After a stabilisation period of about 1 h, the animals are divided into three groups. In the first group (n=4), values of heart rate, mean arterial blood pressure, carotid blood flow and its distribution, as well as arterial and jugular venous blood gases are measured at baseline, and after four consecutive injections of physiological saline (0.5 mL, every 20 min). The second and third groups of animals (n=6 each) are pre-treated with saline (i.v.) or GR127935 (0.5 mg/kg, i.v.), respectively, given over a period of 5 min at a rate of 1 mL/min. After a waiting period of 15 min, baseline values of heart rate, mean arterial blood pressure, carotid blood flow and its distribution, as well as arterial and jugular venous blood gases are measured. Subsequently, these groups of animals receive sequential i.v. doses of alniditan (3, 10, 30 and 100 μg/kg) every 20 min. Fifteen minutes after each dose of alniditan, all haemodynamic variables are assessed again.

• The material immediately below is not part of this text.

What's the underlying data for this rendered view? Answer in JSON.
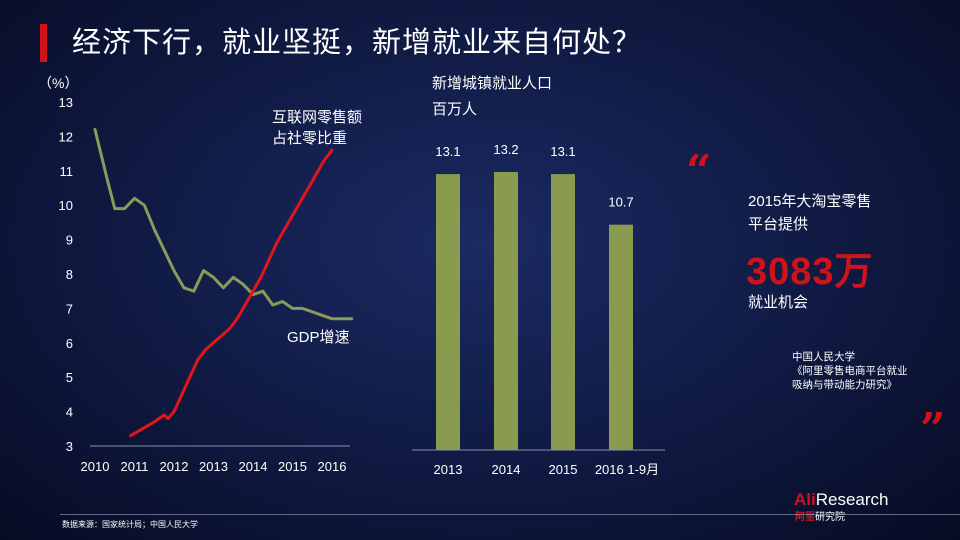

Alniditan is a potent 5-HT1B/1D receptors agonist, with IC50 of 1.7 and 1.3 nM in HEK 293 cells, and pKi value of 8.96 and 9.40 for 5-HT1B/1D receptors, respectively.

In vitro, alniditan exhibits little vasoconstrictive effects on the rat basilar artery, although at a very high concentration 1 mM, alniditan causes intensive constriction, most likely through a mechanism independent from 5-HT receptor activation[1]. Alniditan is 10 times more potent than sumatriptan at the h5-HT1B receptor, and twice as potent at the h5-HT1D receptor[3].

The intraperitoneal administration of alniditan ED50=9 μg/kg and sumatriptan ED50=70 μg kg dose dependly reduces [125I]-BSA extravasation in the rat meninges when done 30 min before stimulation. The estimated ED values for alniditan are 9 μg/kg in the absence and 190 μg/kg in the presence of GR 127935[1]. Alniditan (3, 10, 30 and 100 μg/kg) produces a dose-dependent increase in the arteriovenous oxygen saturation difference, which seems to be attenuated in animals treated with GR127935. Alniditan dose-dependently decreases total carotid and arteriovenous anastomotic blood flow and concomitant conductance values; nutrient blood flow and conductance increase. Alniditan also produces significant increases in vascular conductance to the skin, ear, bone, salivary gland, fat, tongue, brain and dura mater; no changes are observed in the muscles and eyes[2].

[1]. Limmroth V, et al. Effects of alniditan on neurogenic oedema in the rat dura mater and on contraction of rat basilar artery. Eur J Pharmacol. 1999 Oct 8;382(2):103-9. [2]. De Vries P, et al. The antimigraine agent alniditan selectively constricts porcine carotid arteriovenous anastomoses via 5-HT1B/1D receptors. Eur J Pharmacol. 1998 Jun 19;351(2):193-201. [3]. Lesage AS, et al. Agonistic properties of alniditan, sumatriptan and dihydroergotamine on human 5-HT1B and 5-HT1D receptors expressed in various mammalian cell lines. Br J Pharmacol. 1998 Apr;123(8):1655-65.